Two potentially decisive mediators were named to try and reach settlements in different areas. Federal Judge John Martin, who had successfully shepherded the case between Swiss Re and Silverstein Properties, will again become a central figure. Martin, who retired from the bench last summer, was named by his successor, Judge Michael B. Mukasey, as a special mediator to try to bring the two sides together. No one knows more about the dispute than he does.
In a related move N.Y.’s Governor George Pataki named former U.S. Senator George Mitchell, who brokered the Northern Ireland peace accords, to mediate the dispute between Deutsche Bank (DB) and its insurers concerning the bank’s building adjacent to the WTC site. DB sued both AXA and Allianz last August (it had already settled claims with Chubb and Zurich) seeking to recover the value of the building, which it has declared should be demolished. The site has been sealed off since Sept. 11, and is apparently in poor condition.
Martin and Mitchell certainly have their work cut out for them, but if they can succeed, it would greatly advance the rebuilding of the WTC. Both Silverstein and Swiss Re have accepted Martin’s mediation efforts, and are scheduled to meet with him on Thursday Nov. 6. If an agreement in the rancorous “one occurrence/two occurrences” dispute can be reached, it would not only avoid two projected trials, but also a lengthy appellate process. Pataki and other officials are well aware, that unless there is an agreement, funding the WTC’s rebuilding could be delayed for years.

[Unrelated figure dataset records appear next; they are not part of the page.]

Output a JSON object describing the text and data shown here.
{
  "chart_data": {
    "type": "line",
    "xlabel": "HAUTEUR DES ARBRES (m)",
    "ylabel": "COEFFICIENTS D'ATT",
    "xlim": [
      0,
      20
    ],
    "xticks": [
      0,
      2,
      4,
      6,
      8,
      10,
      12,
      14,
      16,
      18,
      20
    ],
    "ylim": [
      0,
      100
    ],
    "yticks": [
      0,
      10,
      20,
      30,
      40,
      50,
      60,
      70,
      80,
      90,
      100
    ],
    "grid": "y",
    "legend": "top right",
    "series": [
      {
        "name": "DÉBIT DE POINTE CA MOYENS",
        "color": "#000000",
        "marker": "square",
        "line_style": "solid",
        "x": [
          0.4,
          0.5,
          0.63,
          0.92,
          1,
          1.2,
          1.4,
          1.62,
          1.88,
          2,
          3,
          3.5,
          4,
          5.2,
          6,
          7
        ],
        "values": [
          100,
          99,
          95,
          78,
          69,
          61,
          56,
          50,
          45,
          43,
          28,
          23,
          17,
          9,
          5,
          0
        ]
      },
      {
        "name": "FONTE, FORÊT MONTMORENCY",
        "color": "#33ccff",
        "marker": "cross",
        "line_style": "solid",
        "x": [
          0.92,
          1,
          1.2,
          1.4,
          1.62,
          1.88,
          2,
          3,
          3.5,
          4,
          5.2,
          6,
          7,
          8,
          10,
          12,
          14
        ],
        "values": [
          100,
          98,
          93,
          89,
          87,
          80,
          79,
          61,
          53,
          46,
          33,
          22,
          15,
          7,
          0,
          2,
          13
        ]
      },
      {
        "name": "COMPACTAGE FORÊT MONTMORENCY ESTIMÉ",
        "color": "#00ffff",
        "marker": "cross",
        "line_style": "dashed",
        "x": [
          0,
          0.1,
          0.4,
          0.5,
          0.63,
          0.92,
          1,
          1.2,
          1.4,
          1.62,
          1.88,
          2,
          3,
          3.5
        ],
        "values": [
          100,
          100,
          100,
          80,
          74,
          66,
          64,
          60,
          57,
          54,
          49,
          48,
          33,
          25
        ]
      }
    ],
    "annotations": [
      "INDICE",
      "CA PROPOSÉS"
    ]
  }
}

A third dispute, between Silverstein and GMAC Commercial Mortgage, his principle lender, remains unsettled. The parties had indicated that they were very close to reaching an agreement last week (See IJ Web site Oct. 29), but so far they haven’t done so. Another hearing before New York State Supreme Court Judge Herman Cahn is scheduled for Nov. 12. In the meantime he has requested GMAC to free up some $25 million from an escrow account of insurance proceeds it controls, so that Silverstein can pay rent for October.